MÊME rembourrage: c'est un peu délicat à comprendre en premier lieu car nous devons considérer deux conditions séparément, comme mentionné dans les documents officiels .
Prenons entrée as , sortie as , padding as , stride as et kernel size as (une seule dimension est prise en compte)
Cas 01 ::
Cas 02 ::
est calculé de telle sorte que la valeur minimale qui peut être prise pour le rembourrage. Puisque la valeur de est connue, la valeur de peut être trouvée en utilisant cette formule .
Voyons cet exemple:
Ici, la dimension de x est (3,4).

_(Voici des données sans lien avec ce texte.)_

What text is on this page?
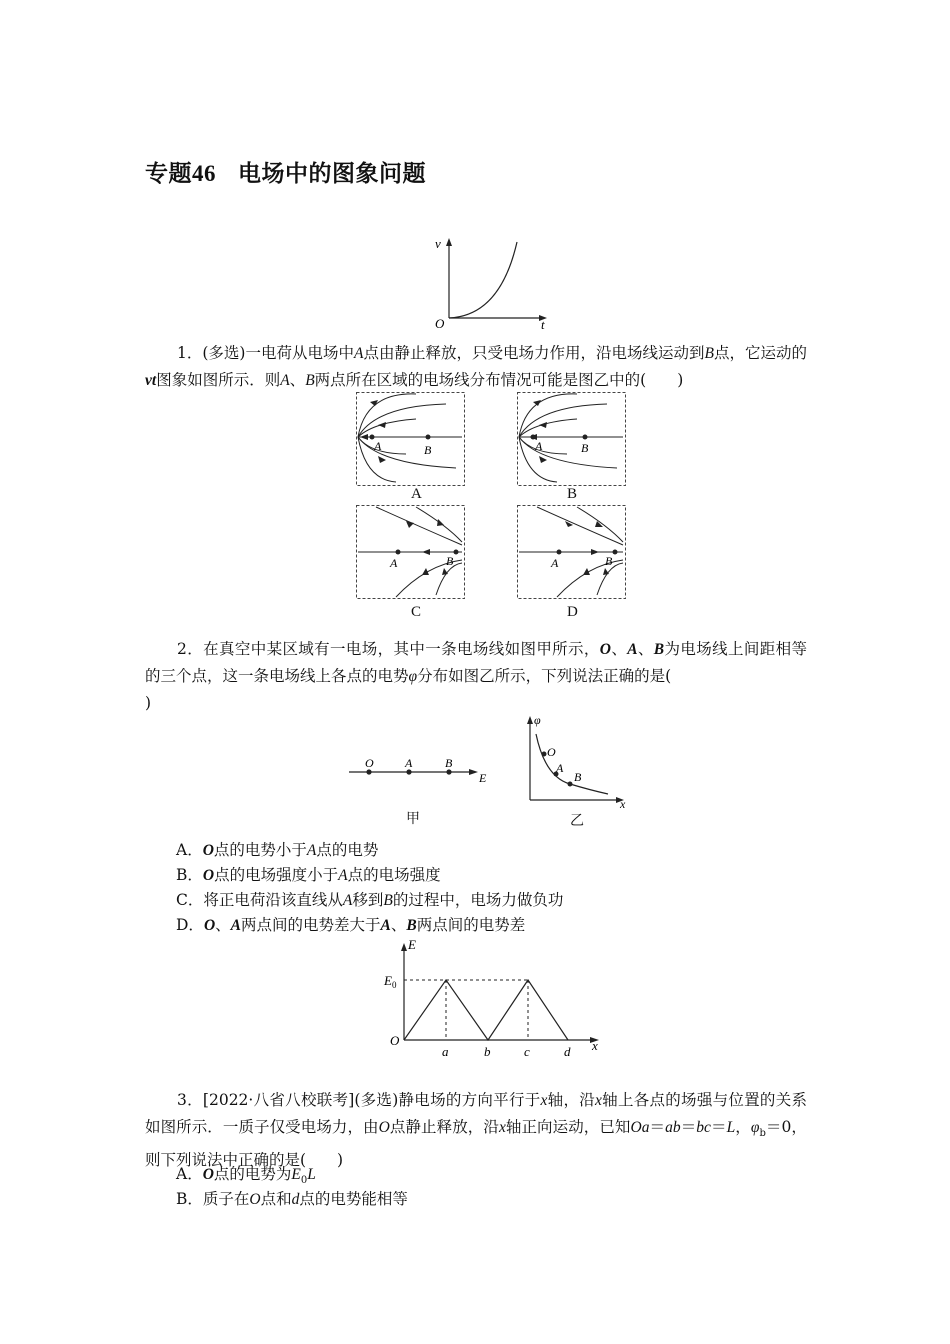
专题46 电场中的图象问题
v
t
O
1．(多选)一电荷从电场中A点由静止释放，只受电场力作用，沿电场线运动到B点，它运动的vt图象如图所示．则A、B两点所在区域的电场线分布情况可能是图乙中的(　　)
A	B
A
A	B
B
A	B
C
A	B
D
2．在真空中某区域有一电场，其中一条电场线如图甲所示，O、A、B为电场线上间距相等的三个点，这一条电场线上各点的电势φ分布如图乙所示，下列说法正确的是(
)
O	A	B
E
甲
φ
x
O
A
B
乙
A．O点的电势小于A点的电势
B．O点的电场强度小于A点的电场强度
C．将正电荷沿该直线从A移到B的过程中，电场力做负功
D．O、A两点间的电势差大于A、B两点间的电势差
E
$E_0$
O
a	b	c	d x
3．[2022·八省八校联考](多选)静电场的方向平行于x轴，沿x轴上各点的场强与位置的关系如图所示．一质子仅受电场力，由O点静止释放，沿x轴正向运动，已知Oa＝ab＝bc＝L，$\varphi_b=0$，则下列说法中正确的是(　　)
A．O点的电势为$E_0L$
B．质子在O点和d点的电势能相等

Alors si la direction horizontale est prise (3):
Si la direction verticale est prise (4):
J'espère que cela vous aidera à comprendre comment fonctionne réellement le même rembourrage dans TF.
la source
Sur la base de l'explication ici et du suivi de la réponse de Tristan, j'utilise généralement ces fonctions rapides pour les contrôles de santé mentale.
la source
En résumé, un remplissage «valide» signifie qu'il n'y a pas de remplissage. La taille de sortie de la couche convolutionnelle diminue en fonction de la taille d'entrée et de la taille du noyau.
Au contraire, un même rembourrage signifie utiliser un rembourrage. Lorsque la foulée est définie sur 1, la taille de sortie de la couche convolutionnelle reste la taille d'entrée en ajoutant un certain nombre de `` bord 0 '' autour des données d'entrée lors du calcul de la convolution.
J'espère que cette description intuitive vous aidera.
la source
Ici, W et H sont la largeur et la hauteur de l'entrée, F les dimensions du filtre, P la taille de remplissage (c'est-à-dire le nombre de lignes ou de colonnes à remplir)
Pour le même rembourrage:
Pour un rembourrage VALIDE:
la source
En complément de l'excellente réponse d'YvesgereY, j'ai trouvé cette visualisation extrêmement utile:
Rembourrage ' valide » est le premier chiffre. La fenêtre du filtre reste à l'intérieur de l'image.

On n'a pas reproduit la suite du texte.